Un estudio arqueológico publicado en el Cambridge Archaeological Journal por Chinglong Tse, de la University College London, sostiene que la disposición anómala de 21 campanas de bronce halladas en una tumba china de hace unos 2.600 años no fue fruto de un saqueo, sino un acto deliberado del propio aristócrata enterrado. La tumba, identificada como M190 en el cementerio de Zaoshulin (Suizhou, Hubei), pertenece a Lord Qiu de Zeng, que gobernó Zeng entre aproximadamente 675 y 625 a.C. En su cámara funeraria, las campanas llamadas Zeng Gong Qiu bianzhong aparecieron dispersas y con el soporte de madera desmontado, mientras el sedimento estaba compacto e intacto, lo que descarta el expolio.
El enterramiento se sitúa en el periodo Chunqiu (771-453 a.C.), una época de fragmentación política tras el declive de la dinastía Zhou. Zeng ocupaba el estratégico corredor de Suizao, amenazado por el poderoso estado vecino de Chu. Para entonces, Lord Qiu había encargado las campanas con una inscripción en la que invocaba a sus antepasados en busca de ayuda militar. La guerra nunca llegó: el rey de Chu entregó a su hermana Mi Yu en matrimonio a Qiu, sellando la paz entre ambos estados.

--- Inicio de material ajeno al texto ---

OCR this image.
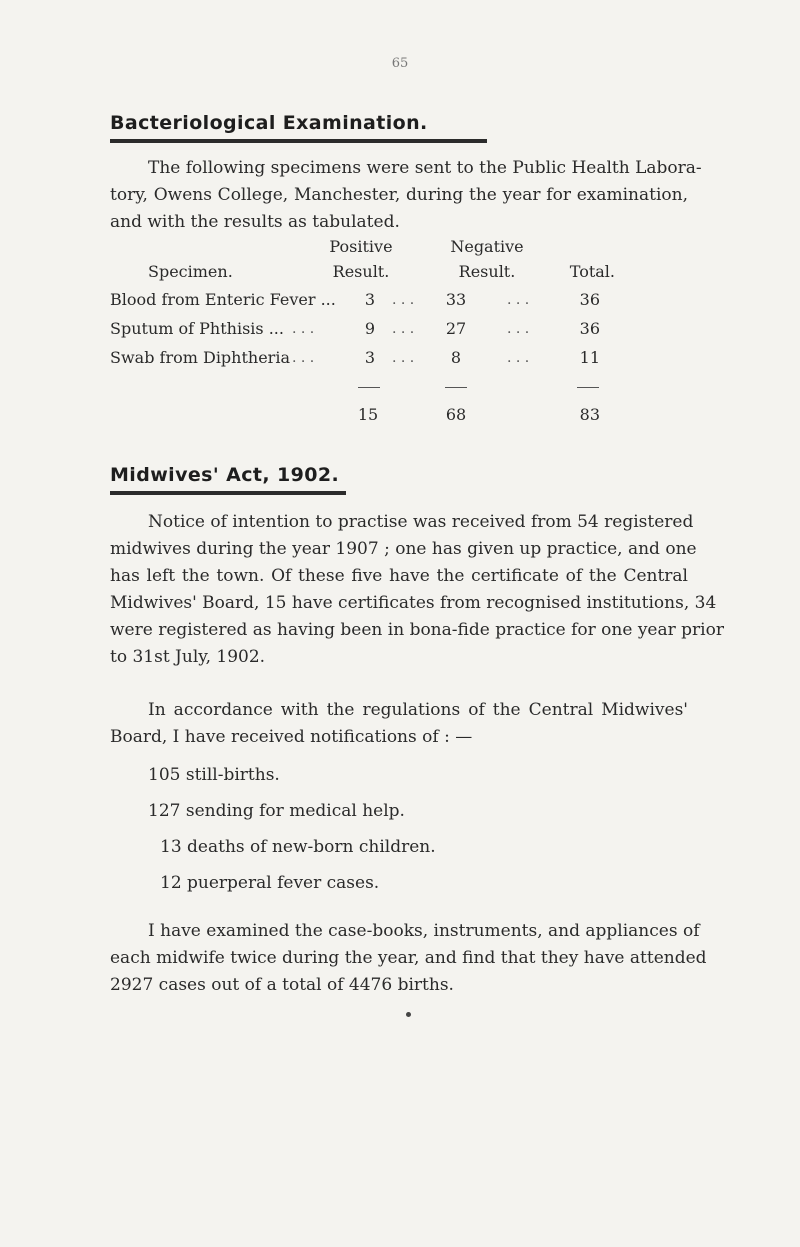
65
Bacteriological Examination.
The following specimens were sent to the Public Health Labora-
tory, Owens College, Manchester, during the year for examination,
and with the results as tabulated.
Positive	Negative
Specimen.	Result.	Result.	Total.
Blood from Enteric Fever ...	3	. . .	33	. . .	36
Sputum of Phthisis ... . . .	9	. . .	27	. . .	36
Swab from Diphtheria . . .	3	. . .	8	. . .	11
15	68	83
Midwives' Act, 1902.
Notice of intention to practise was received from 54 registered
midwives during the year 1907 ; one has given up practice, and one
has left the town. Of these five have the certificate of the Central
Midwives' Board, 15 have certificates from recognised institutions, 34
were registered as having been in bona-fide practice for one year prior
to 31st July, 1902.
In accordance with the regulations of the Central Midwives'
Board, I have received notifications of : —
105 still-births.
127 sending for medical help.
13 deaths of new-born children.
12 puerperal fever cases.
I have examined the case-books, instruments, and appliances of
each midwife twice during the year, and find that they have attended
2927 cases out of a total of 4476 births.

Según Tse, las campanas rituales chinas actuaban como canales de comunicación entre vivos y muertos de un linaje. Una vez resuelta la amenaza, dejaron de tener propósito: desmontar el soporte para que no sonaran equivalía a anular la petición de socorro. La tumba incluía, además, un segundo juego de 13 campanas más modestas, colocado de forma ordenada, destinado a mantener el vínculo ritual con los ancestros en la otra vida.